“I just thought about being kind and just donating money,"...

“I just thought about being kind and just donating money," says Joe Petraro, 9, who is shown outside his East Rockaway home on Saturday. Joe raises funds for charities as one of New York's student representative for the anti-bullying group BeStrong. Credit: Debbie Egan-Chin

Besting anxiety and depression turned this youngster into an author who raises money for charities — including a much-needed well in a small community in northern Nigeria.

Joe Petraro, 9, of East Rockaway, has become one of New York State’s student representatives for BeStrong, an anti-bullying nonprofit based in Deerfield Beach, Florida.

“And now,” he said, “I go to schools and talk about depression and suicide and bullying, anxiety — all that stuff.”

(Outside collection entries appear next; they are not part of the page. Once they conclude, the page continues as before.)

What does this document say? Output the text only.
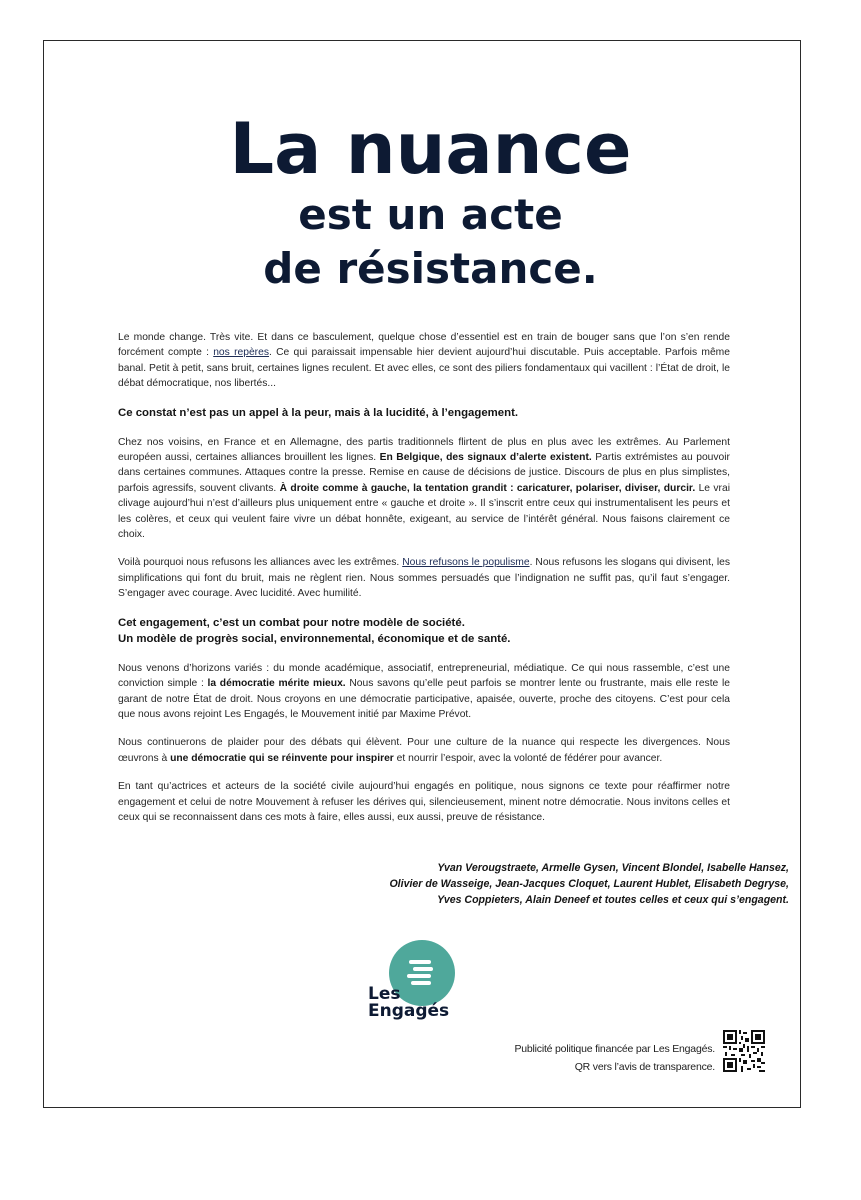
La nuance
est un acte
de résistance.

Le monde change. Très vite. Et dans ce basculement, quelque chose d’essentiel est en train de bouger sans que l’on s’en rende forcément compte : nos repères. Ce qui paraissait impensable hier devient aujourd’hui discutable. Puis acceptable. Parfois même banal. Petit à petit, sans bruit, certaines lignes reculent. Et avec elles, ce sont des piliers fondamentaux qui vacillent : l’État de droit, le débat démocratique, nos libertés...

Ce constat n’est pas un appel à la peur, mais à la lucidité, à l’engagement.

Chez nos voisins, en France et en Allemagne, des partis traditionnels flirtent de plus en plus avec les extrêmes. Au Parlement européen aussi, certaines alliances brouillent les lignes. En Belgique, des signaux d’alerte existent. Partis extrémistes au pouvoir dans certaines communes. Attaques contre la presse. Remise en cause de décisions de justice. Discours de plus en plus simplistes, parfois agressifs, souvent clivants. À droite comme à gauche, la tentation grandit : caricaturer, polariser, diviser, durcir. Le vrai clivage aujourd’hui n’est d’ailleurs plus uniquement entre « gauche et droite ». Il s’inscrit entre ceux qui instrumentalisent les peurs et les colères, et ceux qui veulent faire vivre un débat honnête, exigeant, au service de l’intérêt général. Nous faisons clairement ce choix.

Voilà pourquoi nous refusons les alliances avec les extrêmes. Nous refusons le populisme. Nous refusons les slogans qui divisent, les simplifications qui font du bruit, mais ne règlent rien. Nous sommes persuadés que l’indignation ne suffit pas, qu’il faut s’engager. S’engager avec courage. Avec lucidité. Avec humilité.

Cet engagement, c’est un combat pour notre modèle de société.
Un modèle de progrès social, environnemental, économique et de santé.

Nous venons d’horizons variés : du monde académique, associatif, entrepreneurial, médiatique. Ce qui nous rassemble, c’est une conviction simple : la démocratie mérite mieux. Nous savons qu’elle peut parfois se montrer lente ou frustrante, mais elle reste le garant de notre État de droit. Nous croyons en une démocratie participative, apaisée, ouverte, proche des citoyens. C’est pour cela que nous avons rejoint Les Engagés, le Mouvement initié par Maxime Prévot.

Nous continuerons de plaider pour des débats qui élèvent. Pour une culture de la nuance qui respecte les divergences. Nous œuvrons à une démocratie qui se réinvente pour inspirer et nourrir l’espoir, avec la volonté de fédérer pour avancer.

En tant qu’actrices et acteurs de la société civile aujourd’hui engagés en politique, nous signons ce texte pour réaffirmer notre engagement et celui de notre Mouvement à refuser les dérives qui, silencieusement, minent notre démocratie. Nous invitons celles et ceux qui se reconnaissent dans ces mots à faire, elles aussi, eux aussi, preuve de résistance.

Yvan Verougstraete, Armelle Gysen, Vincent Blondel, Isabelle Hansez,
Olivier de Wasseige, Jean-Jacques Cloquet, Laurent Hublet, Elisabeth Degryse,
Yves Coppieters, Alain Deneef et toutes celles et ceux qui s’engagent.
Les
Engagés
Publicité politique financée par Les Engagés.
QR vers l’avis de transparence.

Joe’s remarkable aptitude for improving others’ lives began early — in kindergarten, his mother, Anne Petraro, 44, a psychologist, says, when he raised thousands of dollars by selling popcorn as a Cub Scout.

Facts about bullying

  • Bullying, whether, verbal, online, or physical, occurs when a more powerful person — who may be older, tougher, or higher-ranked socially — sets out to harm another individual.
  • About one in five schoolchildren say they have been bullied; spotting this problem early can help ward off long-term difficulties, from depression to addiction to self-harm.
  • Signs a child is being bullied include: mood swings, avoiding or underperforming at school, dodging group activities, insomnia or nightmares, and loss of appetite.
  • Cuts and bruises also can reveal bullying, as can torn clothing, and damaged or stolen books, papers and equipment.

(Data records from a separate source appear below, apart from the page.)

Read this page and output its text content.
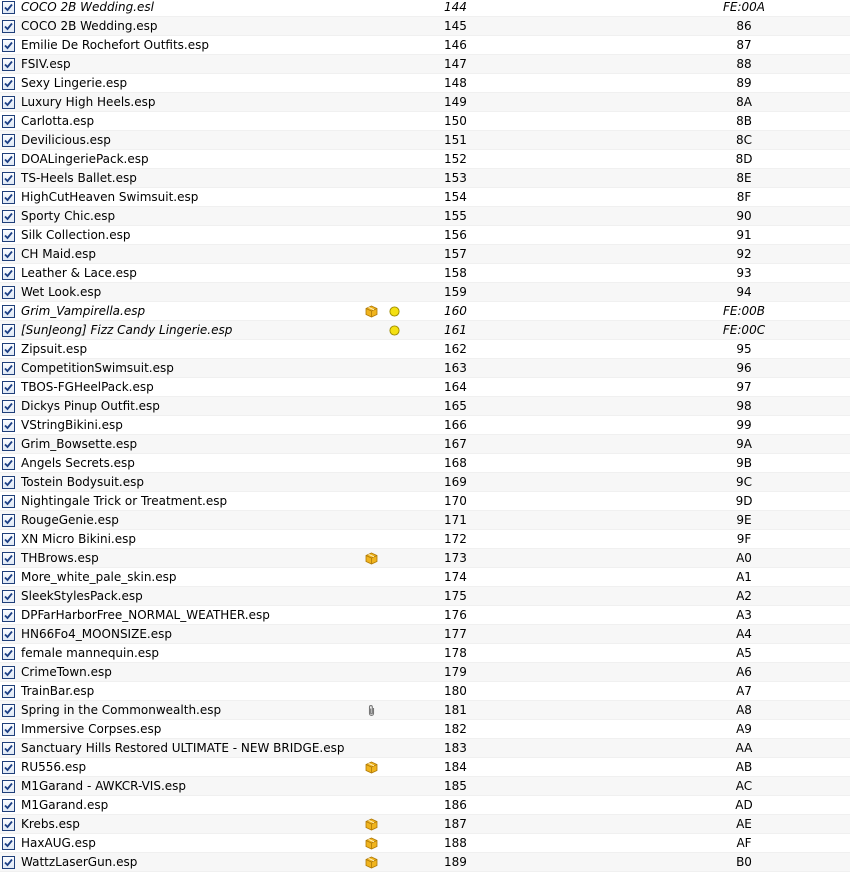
COCO 2B Wedding.esl	144	FE:00A
COCO 2B Wedding.esp	145	86
Emilie De Rochefort Outfits.esp	146	87
FSIV.esp	147	88
Sexy Lingerie.esp	148	89
Luxury High Heels.esp	149	8A
Carlotta.esp	150	8B
Devilicious.esp	151	8C
DOALingeriePack.esp	152	8D
TS-Heels Ballet.esp	153	8E
HighCutHeaven Swimsuit.esp	154	8F
Sporty Chic.esp	155	90
Silk Collection.esp	156	91
CH Maid.esp	157	92
Leather & Lace.esp	158	93
Wet Look.esp	159	94
Grim_Vampirella.esp	160	FE:00B
[SunJeong] Fizz Candy Lingerie.esp	161	FE:00C
Zipsuit.esp	162	95
CompetitionSwimsuit.esp	163	96
TBOS-FGHeelPack.esp	164	97
Dickys Pinup Outfit.esp	165	98
VStringBikini.esp	166	99
Grim_Bowsette.esp	167	9A
Angels Secrets.esp	168	9B
Tostein Bodysuit.esp	169	9C
Nightingale Trick or Treatment.esp	170	9D
RougeGenie.esp	171	9E
XN Micro Bikini.esp	172	9F
THBrows.esp	173	A0
More_white_pale_skin.esp	174	A1
SleekStylesPack.esp	175	A2
DPFarHarborFree_NORMAL_WEATHER.esp	176	A3
HN66Fo4_MOONSIZE.esp	177	A4
female mannequin.esp	178	A5
CrimeTown.esp	179	A6
TrainBar.esp	180	A7
Spring in the Commonwealth.esp	181	A8
Immersive Corpses.esp	182	A9
Sanctuary Hills Restored ULTIMATE - NEW BRIDGE.esp	183	AA
RU556.esp	184	AB
M1Garand - AWKCR-VIS.esp	185	AC
M1Garand.esp	186	AD
Krebs.esp	187	AE
HaxAUG.esp	188	AF
WattzLaserGun.esp	189	B0
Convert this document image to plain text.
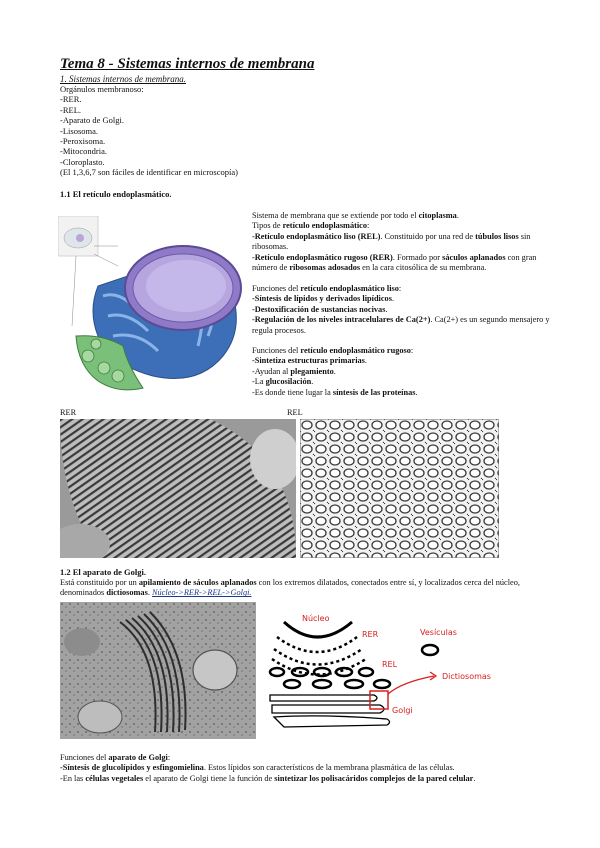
Tema 8 - Sistemas internos de membrana
1. Sistemas internos de membrana.
Orgánulos membranoso:
-RER.
-REL.
-Aparato de Golgi.
-Lisosoma.
-Peroxisoma.
-Mitocondria.
-Cloroplasto.
(El 1,3,6,7 son fáciles de identificar en microscopía)
1.1 El retículo endoplasmático.
Sistema de membrana que se extiende por todo el citoplasma.
Tipos de retículo endoplasmático:
-Retículo endoplasmático liso (REL). Constituido por una red de túbulos lisos sin ribosomas.
-Retículo endoplasmático rugoso (RER). Formado por sáculos aplanados con gran número de ribosomas adosados en la cara citosólica de su membrana.
Funciones del retículo endoplasmático liso:
-Síntesis de lípidos y derivados lipídicos.
-Destoxificación de sustancias nocivas.
-Regulación de los niveles intracelulares de Ca(2+). Ca(2+) es un segundo mensajero y regula procesos.
Funciones del retículo endoplasmático rugoso:
-Sintetiza estructuras primarias.
-Ayudan al plegamiento.
-La glucosilación.
-Es donde tiene lugar la síntesis de las proteínas.
RER	REL
1.2 El aparato de Golgi.
Está constituido por un apilamiento de sáculos aplanados con los extremos dilatados, conectados entre sí, y localizados cerca del núcleo, denominados dictiosomas. Núcleo->RER->REL->Golgi.
Núcleo
RER	Vesículas
REL
Dictiosomas
Golgi
Funciones del aparato de Golgi:
-Síntesis de glucolípidos y esfingomielina. Estos lípidos son característicos de la membrana plasmática de las células.
-En las células vegetales el aparato de Golgi tiene la función de sintetizar los polisacáridos complejos de la pared celular.
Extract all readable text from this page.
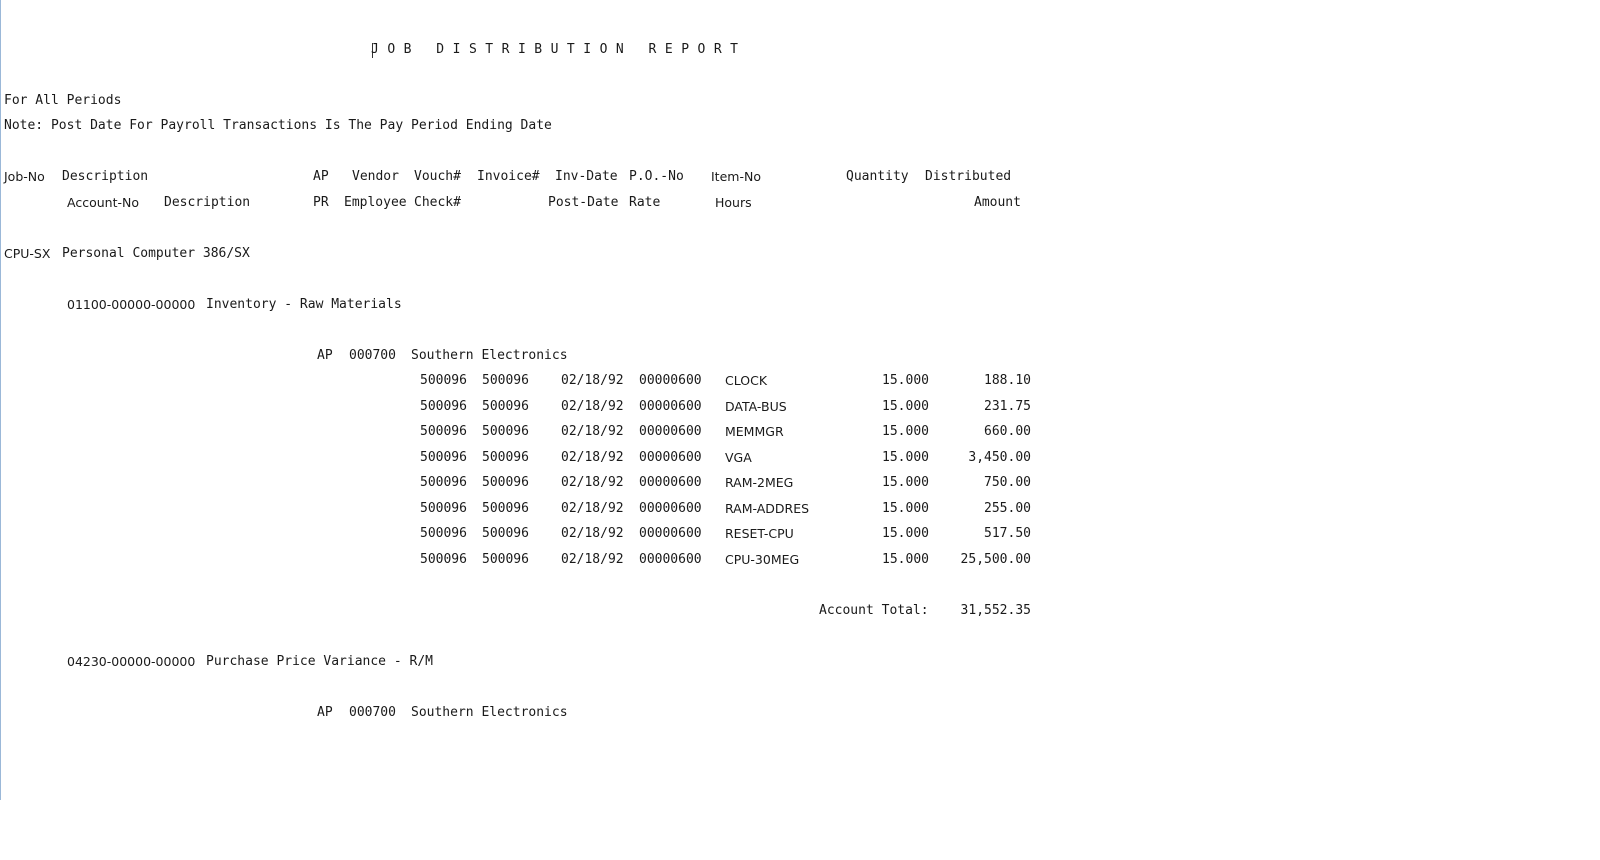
JOB DISTRIBUTION REPORT
For All Periods
Note: Post Date For Payroll Transactions Is The Pay Period Ending Date
Job-No Description	AP Vendor Vouch# Invoice# Inv-Date P.O.-No Item-No	Quantity Distributed
Account-No Description	PR Employee Check#	Post-Date Rate	Hours	Amount
CPU-SX Personal Computer 386/SX
01100-00000-00000 Inventory - Raw Materials
AP 000700 Southern Electronics
500096 500096 02/18/92 00000600 CLOCK	15.000	188.10
500096 500096 02/18/92 00000600 DATA-BUS	15.000	231.75
500096 500096 02/18/92 00000600 MEMMGR	15.000	660.00
500096 500096 02/18/92 00000600 VGA	15.000	3,450.00
500096 500096 02/18/92 00000600 RAM-2MEG	15.000	750.00
500096 500096 02/18/92 00000600 RAM-ADDRES	15.000	255.00
500096 500096 02/18/92 00000600 RESET-CPU	15.000	517.50
500096 500096 02/18/92 00000600 CPU-30MEG	15.000	25,500.00
Account Total:	31,552.35
04230-00000-00000 Purchase Price Variance - R/M
AP 000700 Southern Electronics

Source: STOMP Out Bullying, National Centre Against Bullying, U.S. Education Department

That also is when Joe was bullied.

“Kids would tease him,” Anne said, “He took that as like learning to deal with himself, with emotions.”

Writing books, starting with “The Pumpkin Man vs The Boogie Man,” helped him work through his feelings.

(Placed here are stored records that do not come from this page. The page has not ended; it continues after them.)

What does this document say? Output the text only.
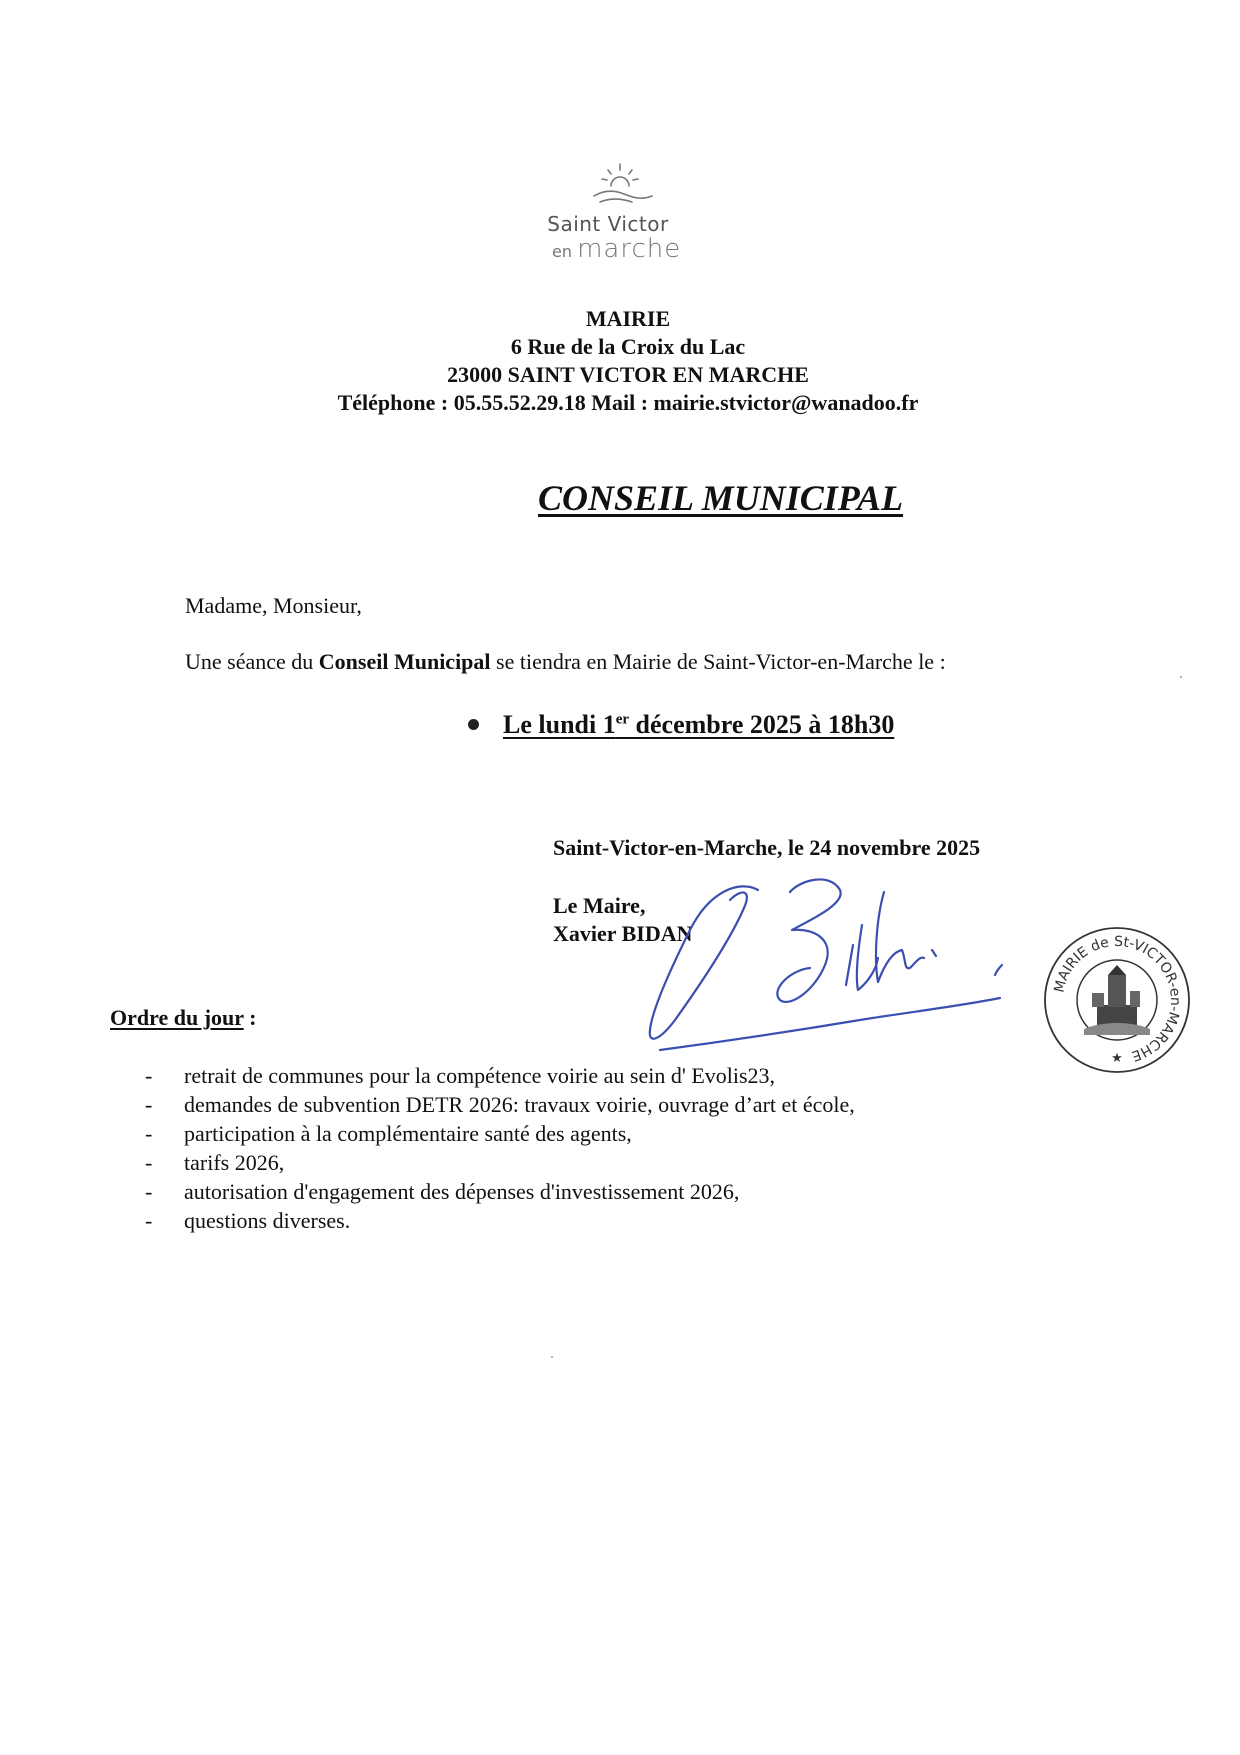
Saint Victor
en marche
MAIRIE
6 Rue de la Croix du Lac
23000 SAINT VICTOR EN MARCHE
Téléphone : 05.55.52.29.18 Mail : mairie.stvictor@wanadoo.fr
CONSEIL MUNICIPAL
Madame, Monsieur,
Une séance du Conseil Municipal se tiendra en Mairie de Saint-Victor-en-Marche le :
Le lundi 1er décembre 2025 à 18h30
Saint-Victor-en-Marche, le 24 novembre 2025
Le Maire,
Xavier BIDAN
MAIRIE de St-VICTOR-en-MARCHE
★
Ordre du jour :
- retrait de communes pour la compétence voirie au sein d' Evolis23,
- demandes de subvention DETR 2026: travaux voirie, ouvrage d’art et école,
- participation à la complémentaire santé des agents,
- tarifs 2026,
- autorisation d'engagement des dépenses d'investissement 2026,
- questions diverses.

A publisher spotted that book on the internet and published it and the two that followed, enabling Joe to raise more funds for charities, through the sales, book signings — and karate-themed shirts with the A7 sports company.

“I just thought about being kind and just donating money,” Joe said.

Enlisting children to counter bullying can be effective, experts say.

As Anne pointed out, an anti-bullying speaker like her son, who happens to be a child, gains as well.

"It's really made him a leader, especially coming from a boy who had anxiety himself — and who got through the anxiety." 

As Eileen Kennedy-Moore, a psychologist and author in Princeton, New Jersey, explained: "A lot of bullying happens when adults aren't around." 

Children can be empowered to speak up — or inform adults — if they observe or experience this kind of harassment.

However, distinguishing between teasing and bullying is vital.

"The key difference between what I call ordinary meanness and true bullying is if there is a power difference between the kid being targeted and the kid doing the bullying," Kennedy-Moore said. 

"If the kid doing the bullying is older, tougher, or more socially powerful, or there is a group of kids picking on one kid, that is what makes it impossible for a kid to deal with on its own." 

That is when adults might need to intervene.

For the moment, Joe's anti-bullying talks are virtual, due to pandemic safeguards.

Joe’s visits to a 99-year-old grandmother in a local retirement home are not.

The two are not related; his Adopt a Grandmother program, one of his first efforts, sprang from his not having one, he says.

Said Anne Petraro: “I guess he’s always been like a giving person; his father, Ozzie, always instilled in him, ‘Give more than you get.’”

Father Vincent Bulus, whose homily mentioning his Nigerian hometown’s lack of clean water inspired Joe to help raise the money for a new well for Fadiya Ghugah, said: ”When he talks, I see the leader in the making.” 

Other recipients of Joe’s typically anonymous gifts include Granville, Ohio’s Nightbirde Foundation, which helps young women with breast cancer.

It was formed to honor Joe's friend Jane Marczewski, an "America's Got Talent" singer who died of breast cancer on Feb. 19 at age 31.

“When she died, I made a book about her and an OK song that she’s in heaven,” Joe said:

“It was just like a concert in the sky.”